Neste domingo vimos o Flamengo ser campeão carioca e o discurso da imprensa e até de alguns torcedores ser de “não fez mais do que a obrigação”. Vendo pelo ponto de vista econômico e a disparidade entre a qualidade dos plantéis atuais dos rivais cariocas, pode-se dizer que é verdade. Porém, vai lá em São Januário, em Laranjeiras ou General Severiano e fala que não adianta jogar contra o Flamengo atual porque vai perder. Duvido alguém levar isso a sério. Futebol se ganha no campo. 11 contra 11. Se um vale 70 milhões de reais e outro chegou de graça ao clube, é irrelevante no apito inicial onde a conta agora é o quanto suor cada um vai deixar em campo. Afinal, o que seria do futebol se os jogos fossem ganhos de véspera.

O Flamengo tinha sim o melhor elenco do Campeonato Carioca, mas eu transformaria a palavra “obrigação” em “dever”. Por tudo que aconteceu até agora e fatores de dentro do clube, o rubro-negro tinha o dever de levantar essa taça.

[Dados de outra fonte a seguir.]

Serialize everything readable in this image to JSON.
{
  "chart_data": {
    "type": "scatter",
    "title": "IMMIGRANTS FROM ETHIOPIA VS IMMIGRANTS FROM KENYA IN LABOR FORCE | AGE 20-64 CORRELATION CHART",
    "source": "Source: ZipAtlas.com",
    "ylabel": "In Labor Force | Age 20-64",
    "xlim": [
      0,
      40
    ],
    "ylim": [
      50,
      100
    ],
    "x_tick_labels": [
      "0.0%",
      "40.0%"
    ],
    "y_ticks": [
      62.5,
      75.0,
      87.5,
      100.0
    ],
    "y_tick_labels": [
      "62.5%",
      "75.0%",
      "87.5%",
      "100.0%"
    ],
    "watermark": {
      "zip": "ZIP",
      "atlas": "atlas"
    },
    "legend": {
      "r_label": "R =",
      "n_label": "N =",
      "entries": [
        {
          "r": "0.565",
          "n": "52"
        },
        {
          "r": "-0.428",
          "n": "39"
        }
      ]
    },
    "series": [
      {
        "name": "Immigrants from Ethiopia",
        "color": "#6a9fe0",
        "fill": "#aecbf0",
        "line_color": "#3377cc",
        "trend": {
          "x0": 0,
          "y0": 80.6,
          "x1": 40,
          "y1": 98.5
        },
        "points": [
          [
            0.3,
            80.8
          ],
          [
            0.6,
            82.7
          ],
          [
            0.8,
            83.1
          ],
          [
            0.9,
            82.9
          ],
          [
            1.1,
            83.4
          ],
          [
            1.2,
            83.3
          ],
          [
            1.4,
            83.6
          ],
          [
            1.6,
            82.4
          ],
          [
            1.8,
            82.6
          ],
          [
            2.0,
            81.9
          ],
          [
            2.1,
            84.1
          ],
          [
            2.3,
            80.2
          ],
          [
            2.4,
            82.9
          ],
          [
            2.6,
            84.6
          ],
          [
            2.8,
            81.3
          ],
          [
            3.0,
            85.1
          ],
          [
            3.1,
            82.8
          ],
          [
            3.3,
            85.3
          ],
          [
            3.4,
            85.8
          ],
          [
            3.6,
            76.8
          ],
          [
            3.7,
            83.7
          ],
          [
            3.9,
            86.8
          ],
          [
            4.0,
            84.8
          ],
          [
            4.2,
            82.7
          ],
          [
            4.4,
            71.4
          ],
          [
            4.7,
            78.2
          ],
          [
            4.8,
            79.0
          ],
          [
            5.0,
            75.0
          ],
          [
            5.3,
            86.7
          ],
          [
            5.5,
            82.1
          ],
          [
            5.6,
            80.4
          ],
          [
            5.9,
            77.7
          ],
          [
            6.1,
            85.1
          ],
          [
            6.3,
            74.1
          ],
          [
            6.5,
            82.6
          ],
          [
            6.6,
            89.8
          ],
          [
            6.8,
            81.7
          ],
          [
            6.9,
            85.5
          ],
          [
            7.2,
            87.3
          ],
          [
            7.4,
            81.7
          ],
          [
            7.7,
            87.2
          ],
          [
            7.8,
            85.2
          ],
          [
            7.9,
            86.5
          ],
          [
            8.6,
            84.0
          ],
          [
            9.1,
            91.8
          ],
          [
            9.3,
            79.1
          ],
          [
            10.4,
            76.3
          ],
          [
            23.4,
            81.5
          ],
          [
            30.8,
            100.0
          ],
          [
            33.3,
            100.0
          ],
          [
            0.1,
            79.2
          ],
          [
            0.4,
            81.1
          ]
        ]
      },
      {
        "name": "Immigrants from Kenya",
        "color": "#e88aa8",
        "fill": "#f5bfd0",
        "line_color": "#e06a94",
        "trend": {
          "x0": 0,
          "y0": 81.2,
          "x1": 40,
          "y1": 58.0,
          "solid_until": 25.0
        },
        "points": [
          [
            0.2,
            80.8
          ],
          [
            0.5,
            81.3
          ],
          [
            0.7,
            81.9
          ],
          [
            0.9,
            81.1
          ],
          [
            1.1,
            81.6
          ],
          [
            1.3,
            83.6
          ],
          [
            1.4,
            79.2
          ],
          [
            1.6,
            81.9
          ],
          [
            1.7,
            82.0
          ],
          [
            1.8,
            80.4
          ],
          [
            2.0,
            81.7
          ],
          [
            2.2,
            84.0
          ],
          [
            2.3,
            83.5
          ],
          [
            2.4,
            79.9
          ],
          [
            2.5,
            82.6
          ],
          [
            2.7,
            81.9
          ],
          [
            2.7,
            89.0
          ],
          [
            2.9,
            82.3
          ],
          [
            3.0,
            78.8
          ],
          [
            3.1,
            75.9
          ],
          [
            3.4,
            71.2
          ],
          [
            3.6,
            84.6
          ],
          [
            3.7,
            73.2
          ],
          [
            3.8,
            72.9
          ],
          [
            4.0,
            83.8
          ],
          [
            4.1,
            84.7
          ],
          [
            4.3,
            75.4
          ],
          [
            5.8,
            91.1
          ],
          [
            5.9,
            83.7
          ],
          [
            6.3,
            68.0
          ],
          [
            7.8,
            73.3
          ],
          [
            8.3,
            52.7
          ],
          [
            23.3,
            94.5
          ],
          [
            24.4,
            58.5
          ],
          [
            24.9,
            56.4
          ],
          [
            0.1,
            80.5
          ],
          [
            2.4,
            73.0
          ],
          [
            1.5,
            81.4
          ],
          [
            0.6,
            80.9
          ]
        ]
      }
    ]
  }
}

Dez meninos perderam sua vida no início do ano pelas cores desse time. Se algo deveria desequilibrar mais do que o valor do elenco, é o fato do Flamengo jogar todo jogo com 21 atletas em campo. Isso sim é superioridade.

A taça foi levantada e dedicada a um ídolo que se despede. Juan. O zagueiro de seleção brasileira, disputou Copa do Mundo e que nunca escondeu o sangue vermelho e preto por onde passou, merecia encerrar seu ciclo vitorioso com mais um troféu já com seus 40 anos. E uma atitude digna da sua elegância dentro de campo, fazendo questão de chamar, Jonathan, o menino sobrevivente da tragédia do Ninho do Urubu para levantar a taça e tirar foto ao seu lado, nos faz enxergar a clara passagem de bastão e lembrar que todo ciclo que se fecha dá espaço para um novo começar.

Juan e Jonathan, atleta sobrevivente a tragédia do Ninho

O trigésimo quinto título carioca do Flamengo não é a maior conquista que a torcida, jogadores e diretoria querem nesse ano, mas não valer nada não é nem de longe a realidade. Cada um ali tem o seu porquê e a sua motivação para comemorar o esforço, que no fim, vale, e vale muito!